Grâce à un simple et efficace remède – mettre Pete dans le lit d’une fille – la deuxième saison de Crashing gagnait immédiatement en profondeur et en consistance, permettant enfin au personnage de se détacher de son image de vieux garçon immature. Mais ce baptême du feu sera de courte durée et très vite, la série retrouve son habituel ronronnement, avec quelques nouveautés peu notables : Pete a trouvé un job de vendeur de glaces, il continue à distribuer des flyers dans l’espoir de jouer quelques minutes le soir au Boston Comedy Club et côtoie toujours la star du cool Artie, plus toxico que jamais.
https://www.youtube.com/watch?v=LW5Qg1PypoM
Ni totalement périmée, ni d’actualité, Crashing est dans un permanent tâtonnement
Comme lors de la première saison, les micro-récits qui s’agrègent autour de Pete apparaissent comme des canevas narratifs ayant pour seule mission de faire, littéralement, avancer les interminables jambes de Pete dans les rues de New York. Cette saison 2 a quand même le mérite d’être intéressée davantage, par le monde qui l’entoure. A plusieurs reprises, la série aborde des sujets sociétaux ou d’actualité, comme lors du troisième épisode où elle interroge les limites du rire quand un humoriste, après qu’un fâcheux sketch a fuité sur Instagram, se voit taxer de misogyne. Malheureusement, tout semble glisser sur les épaules arrondies de Pete. Aucun de ces mini événements ne retient suffisamment l’attention et ne parvient à être autre chose qu’une banale et parfois un peu excentrique péripétie quotidienne.

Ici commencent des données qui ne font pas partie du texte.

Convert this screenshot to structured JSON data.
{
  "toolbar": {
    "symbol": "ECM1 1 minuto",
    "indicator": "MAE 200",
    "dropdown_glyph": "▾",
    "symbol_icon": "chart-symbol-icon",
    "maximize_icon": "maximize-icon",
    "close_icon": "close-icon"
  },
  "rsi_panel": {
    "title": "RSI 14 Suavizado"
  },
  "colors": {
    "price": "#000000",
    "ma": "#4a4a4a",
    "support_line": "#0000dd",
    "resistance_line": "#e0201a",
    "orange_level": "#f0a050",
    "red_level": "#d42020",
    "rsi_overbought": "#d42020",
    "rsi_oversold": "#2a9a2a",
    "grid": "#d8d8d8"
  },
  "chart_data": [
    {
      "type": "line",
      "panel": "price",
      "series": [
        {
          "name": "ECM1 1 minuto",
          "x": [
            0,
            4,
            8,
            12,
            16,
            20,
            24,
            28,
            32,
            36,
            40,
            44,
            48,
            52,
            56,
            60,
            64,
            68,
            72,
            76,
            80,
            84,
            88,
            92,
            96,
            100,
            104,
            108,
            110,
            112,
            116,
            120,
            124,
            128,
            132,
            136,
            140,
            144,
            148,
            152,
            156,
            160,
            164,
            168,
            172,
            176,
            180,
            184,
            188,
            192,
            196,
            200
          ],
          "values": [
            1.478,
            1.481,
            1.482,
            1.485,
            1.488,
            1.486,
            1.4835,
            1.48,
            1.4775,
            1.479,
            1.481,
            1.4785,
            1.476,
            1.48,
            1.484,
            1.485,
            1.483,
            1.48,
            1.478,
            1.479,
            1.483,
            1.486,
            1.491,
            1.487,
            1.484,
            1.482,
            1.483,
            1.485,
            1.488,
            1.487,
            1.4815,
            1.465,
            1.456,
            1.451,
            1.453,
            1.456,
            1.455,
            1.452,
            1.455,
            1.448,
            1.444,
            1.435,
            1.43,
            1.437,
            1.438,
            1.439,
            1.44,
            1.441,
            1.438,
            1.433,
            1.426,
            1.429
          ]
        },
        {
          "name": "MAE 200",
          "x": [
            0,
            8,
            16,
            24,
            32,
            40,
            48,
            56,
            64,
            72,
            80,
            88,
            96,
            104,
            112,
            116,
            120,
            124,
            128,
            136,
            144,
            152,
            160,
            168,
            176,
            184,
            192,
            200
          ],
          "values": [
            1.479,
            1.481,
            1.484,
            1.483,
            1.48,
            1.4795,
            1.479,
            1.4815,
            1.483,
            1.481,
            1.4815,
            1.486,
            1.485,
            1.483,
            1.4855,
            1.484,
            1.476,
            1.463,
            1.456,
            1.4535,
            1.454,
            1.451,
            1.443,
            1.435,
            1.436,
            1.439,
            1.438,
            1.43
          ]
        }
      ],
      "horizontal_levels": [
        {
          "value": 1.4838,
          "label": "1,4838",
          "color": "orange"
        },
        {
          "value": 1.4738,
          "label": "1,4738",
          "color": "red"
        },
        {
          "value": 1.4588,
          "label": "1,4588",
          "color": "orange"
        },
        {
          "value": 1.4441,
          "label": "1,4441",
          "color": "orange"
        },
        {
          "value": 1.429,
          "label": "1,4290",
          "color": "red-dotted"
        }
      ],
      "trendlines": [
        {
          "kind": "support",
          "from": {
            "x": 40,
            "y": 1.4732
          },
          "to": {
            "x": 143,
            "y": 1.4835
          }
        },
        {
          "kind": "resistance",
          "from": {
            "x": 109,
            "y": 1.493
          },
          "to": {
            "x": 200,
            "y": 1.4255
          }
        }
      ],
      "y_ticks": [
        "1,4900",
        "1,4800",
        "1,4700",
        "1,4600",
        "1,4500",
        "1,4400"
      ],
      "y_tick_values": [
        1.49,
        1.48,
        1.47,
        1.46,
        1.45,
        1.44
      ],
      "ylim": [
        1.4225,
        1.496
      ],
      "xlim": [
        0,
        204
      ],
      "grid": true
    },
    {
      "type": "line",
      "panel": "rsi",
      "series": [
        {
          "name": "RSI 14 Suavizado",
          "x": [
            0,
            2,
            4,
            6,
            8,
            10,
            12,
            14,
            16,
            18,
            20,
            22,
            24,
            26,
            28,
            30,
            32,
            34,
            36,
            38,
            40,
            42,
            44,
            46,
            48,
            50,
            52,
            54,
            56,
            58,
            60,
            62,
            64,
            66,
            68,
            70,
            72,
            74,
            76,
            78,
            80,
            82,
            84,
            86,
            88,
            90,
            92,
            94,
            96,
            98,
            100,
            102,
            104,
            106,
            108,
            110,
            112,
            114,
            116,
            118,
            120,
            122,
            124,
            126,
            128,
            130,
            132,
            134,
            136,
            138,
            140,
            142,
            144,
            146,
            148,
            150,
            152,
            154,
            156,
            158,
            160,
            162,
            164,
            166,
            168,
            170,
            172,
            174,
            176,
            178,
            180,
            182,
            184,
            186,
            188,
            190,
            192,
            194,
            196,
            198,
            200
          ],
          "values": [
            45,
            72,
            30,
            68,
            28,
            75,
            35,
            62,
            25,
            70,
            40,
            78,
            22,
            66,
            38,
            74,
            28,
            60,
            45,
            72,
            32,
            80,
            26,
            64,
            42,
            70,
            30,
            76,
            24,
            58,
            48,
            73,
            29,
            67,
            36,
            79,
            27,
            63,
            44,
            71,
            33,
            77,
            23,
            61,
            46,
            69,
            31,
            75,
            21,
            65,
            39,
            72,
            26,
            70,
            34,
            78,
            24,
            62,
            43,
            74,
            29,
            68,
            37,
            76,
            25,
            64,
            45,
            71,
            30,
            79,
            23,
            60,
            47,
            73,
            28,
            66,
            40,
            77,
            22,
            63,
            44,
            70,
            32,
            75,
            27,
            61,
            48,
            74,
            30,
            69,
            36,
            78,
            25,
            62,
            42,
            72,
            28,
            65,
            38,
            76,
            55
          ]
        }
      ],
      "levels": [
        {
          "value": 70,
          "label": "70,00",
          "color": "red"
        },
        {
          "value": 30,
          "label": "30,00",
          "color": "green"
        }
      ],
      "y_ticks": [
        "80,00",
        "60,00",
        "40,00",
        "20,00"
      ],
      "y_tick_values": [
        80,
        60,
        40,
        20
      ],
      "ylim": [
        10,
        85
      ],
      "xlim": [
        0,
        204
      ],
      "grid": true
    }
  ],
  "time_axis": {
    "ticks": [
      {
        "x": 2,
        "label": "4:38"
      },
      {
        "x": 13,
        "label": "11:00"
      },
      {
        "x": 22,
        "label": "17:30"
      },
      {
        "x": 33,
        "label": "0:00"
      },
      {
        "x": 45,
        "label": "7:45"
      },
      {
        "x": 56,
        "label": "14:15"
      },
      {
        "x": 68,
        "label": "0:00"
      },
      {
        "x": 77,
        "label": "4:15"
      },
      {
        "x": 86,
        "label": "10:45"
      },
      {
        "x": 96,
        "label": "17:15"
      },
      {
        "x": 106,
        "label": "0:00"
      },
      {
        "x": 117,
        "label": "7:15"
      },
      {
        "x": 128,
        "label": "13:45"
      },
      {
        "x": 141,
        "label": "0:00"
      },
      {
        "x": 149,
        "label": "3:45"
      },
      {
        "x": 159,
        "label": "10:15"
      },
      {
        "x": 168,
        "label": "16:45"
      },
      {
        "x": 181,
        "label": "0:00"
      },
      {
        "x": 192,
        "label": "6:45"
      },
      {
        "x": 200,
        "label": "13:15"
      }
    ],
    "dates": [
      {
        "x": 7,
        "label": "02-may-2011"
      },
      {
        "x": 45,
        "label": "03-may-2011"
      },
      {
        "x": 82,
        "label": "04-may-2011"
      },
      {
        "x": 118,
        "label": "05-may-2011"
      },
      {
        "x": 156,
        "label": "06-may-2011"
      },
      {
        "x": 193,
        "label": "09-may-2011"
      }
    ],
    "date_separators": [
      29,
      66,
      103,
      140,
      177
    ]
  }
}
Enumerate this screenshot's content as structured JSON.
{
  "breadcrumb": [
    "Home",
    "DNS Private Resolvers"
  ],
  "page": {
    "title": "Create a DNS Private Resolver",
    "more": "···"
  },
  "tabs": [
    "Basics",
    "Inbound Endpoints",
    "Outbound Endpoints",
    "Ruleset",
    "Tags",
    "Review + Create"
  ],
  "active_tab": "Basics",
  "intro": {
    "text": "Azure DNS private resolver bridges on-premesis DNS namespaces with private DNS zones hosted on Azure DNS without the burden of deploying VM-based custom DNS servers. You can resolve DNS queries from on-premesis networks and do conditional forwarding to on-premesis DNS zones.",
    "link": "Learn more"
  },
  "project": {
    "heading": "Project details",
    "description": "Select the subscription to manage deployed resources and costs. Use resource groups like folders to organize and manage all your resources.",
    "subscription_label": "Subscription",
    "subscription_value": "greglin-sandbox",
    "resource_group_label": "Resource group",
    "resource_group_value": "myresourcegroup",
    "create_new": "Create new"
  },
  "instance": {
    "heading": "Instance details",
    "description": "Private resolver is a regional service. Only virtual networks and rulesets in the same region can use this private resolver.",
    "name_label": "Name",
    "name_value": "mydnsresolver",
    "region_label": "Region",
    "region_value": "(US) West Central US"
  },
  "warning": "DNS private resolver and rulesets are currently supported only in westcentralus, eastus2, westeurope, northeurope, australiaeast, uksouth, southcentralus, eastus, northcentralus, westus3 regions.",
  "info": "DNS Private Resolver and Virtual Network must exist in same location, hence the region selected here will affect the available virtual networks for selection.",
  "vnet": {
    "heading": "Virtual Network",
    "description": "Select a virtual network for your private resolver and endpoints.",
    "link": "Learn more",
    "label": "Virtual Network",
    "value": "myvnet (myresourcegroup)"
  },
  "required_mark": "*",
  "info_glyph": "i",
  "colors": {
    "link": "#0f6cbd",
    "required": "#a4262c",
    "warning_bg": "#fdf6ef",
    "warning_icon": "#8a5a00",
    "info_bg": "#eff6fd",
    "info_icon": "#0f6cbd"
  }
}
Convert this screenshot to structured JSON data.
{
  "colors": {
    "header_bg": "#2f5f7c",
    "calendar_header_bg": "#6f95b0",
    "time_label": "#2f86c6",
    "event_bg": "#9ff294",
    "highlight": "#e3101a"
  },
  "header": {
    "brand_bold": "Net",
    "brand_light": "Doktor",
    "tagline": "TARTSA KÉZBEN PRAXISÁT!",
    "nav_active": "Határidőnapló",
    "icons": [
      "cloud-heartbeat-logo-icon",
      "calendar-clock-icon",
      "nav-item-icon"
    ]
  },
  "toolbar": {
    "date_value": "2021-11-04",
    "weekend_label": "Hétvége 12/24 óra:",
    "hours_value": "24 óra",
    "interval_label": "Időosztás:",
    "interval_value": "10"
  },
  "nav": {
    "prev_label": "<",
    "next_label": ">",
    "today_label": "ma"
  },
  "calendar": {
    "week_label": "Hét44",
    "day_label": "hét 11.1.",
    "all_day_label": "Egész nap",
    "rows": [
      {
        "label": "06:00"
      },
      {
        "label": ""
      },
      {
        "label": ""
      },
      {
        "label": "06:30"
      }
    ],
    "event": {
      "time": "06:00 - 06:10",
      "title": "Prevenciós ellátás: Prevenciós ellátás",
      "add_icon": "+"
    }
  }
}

On a souvent dit d’Aziz Ansari et de Lena Dunham qu’ils étaient les voix d’une certaine jeunesse branchée égratignant avec humour et subtilité le bon vieux rêve américain et ses recettes de réussites toutes faites. Si, évidemment, une série ne doit pas être inévitablement l’échantillon de son époque, c’est sans nul doute le propre de tout récit, que de faire des questionnements narcissiques de son héros des sujets à portée universelle. C’est sur ce point-là que Pete Holmes, lui, bute en touche. Ni totalement périmé, ni d’actualité, Pete est, à l’image de Crashing : dans un permanent tâtonnement.
Tout au long de la série, on ne cessera de dire du comédien en herbe qu’il deviendra un « bon humoriste d’ici trois ans » ou tout bonnement qu’il ne le sera jamais. Une prédiction que l’on peut, sans nul doute, appliquer à la série toute entière.